Finding enclosed area

areaintegration

Hints only please !!
I gave a test today, and it was asked to find area enclosed by the curve $x^4 + y^4 = 2*x*y$. This is an implicit function. A quick obs. shows me that, the curve is entirely bound and (1,1)&(-1,-1) are the interesting points beside origin.
To find the area, I attempted
$ I = \int y dx $ taking by parts but to no avail as I am neither getting the required limits, nor a well-known function by manipulation.
I searched for similar problems; they used polar substitution. I am finding it to be clumsy and maybe not appropriate for this integral. Please give a hint as to how proceed.

Best Answer

Setting $x=r \cos(\theta), y = r \sin(\theta)$ (the classical change of variables : polar $\to$ cartesian) in your equation gives

$$r^4(\underbrace{(\cos(\theta)^2+\sin(\theta)^2)^2}_{=1}-\underbrace{2\cos(\theta)^2.\sin(\theta)^2}_{\tfrac12 \sin(2 \theta)})=r^2 \underbrace{2 \cos(\theta).\sin(\theta)}_{\tfrac12 \sin(2 \theta)}.$$

Simplifying by $r^2$ and taking the square root, one gets :

$$r(\theta)=\sqrt{\dfrac{\sin(2\theta)}{1-\tfrac12\sin(2\theta)^2}} \ \ \ \text{if} \ \ \ \sin{2 \theta} \geq 0$$

The last condition means that the curve will exist if $0 \leq \theta \leq \pi/2$ (first quadrant) and/or $\pi \leq \theta \leq 3\pi/2$ (third quadrant). No part of the curve in the second and fourth quadrants.
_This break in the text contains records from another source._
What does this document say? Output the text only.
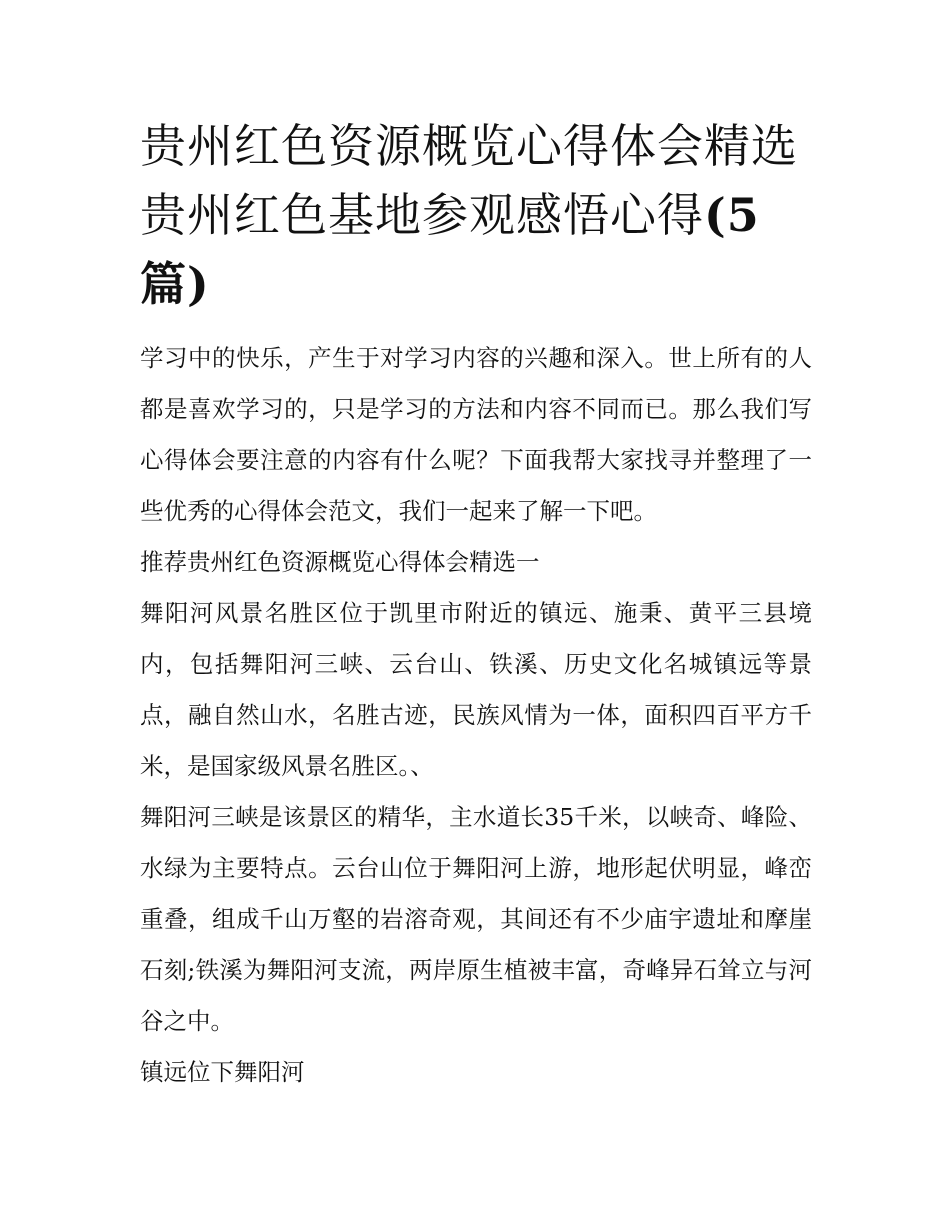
贵州红色资源概览心得体会精选 贵州红色基地参观感悟心得(5篇)

学习中的快乐，产生于对学习内容的兴趣和深入。世上所有的人都是喜欢学习的，只是学习的方法和内容不同而已。那么我们写心得体会要注意的内容有什么呢？下面我帮大家找寻并整理了一些优秀的心得体会范文，我们一起来了解一下吧。

推荐贵州红色资源概览心得体会精选一

舞阳河风景名胜区位于凯里市附近的镇远、施秉、黄平三县境内，包括舞阳河三峡、云台山、铁溪、历史文化名城镇远等景点，融自然山水，名胜古迹，民族风情为一体，面积四百平方千米，是国家级风景名胜区。、

舞阳河三峡是该景区的精华，主水道长35千米，以峡奇、峰险、水绿为主要特点。云台山位于舞阳河上游，地形起伏明显，峰峦重叠，组成千山万壑的岩溶奇观，其间还有不少庙宇遗址和摩崖石刻;铁溪为舞阳河支流，两岸原生植被丰富，奇峰异石耸立与河谷之中。

镇远位下舞阳河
It remains to integrate to obtain the area enclosed by the curve:

$$A=\frac12\int_0^{2 \pi}r(\theta)^2 d \theta$$

BUT, this integral is equal to $0$ because we turn once in the positive sense, once in the negative one. We have to take a serious look at the curve :

enter image description here

We are obliged, if we want to have the unsigned area of a "petal" to integrate from $0$ to $\pi/2$ (and afterwards double the result as a final answer). Up to you for the calculations (as you desire mainly hints).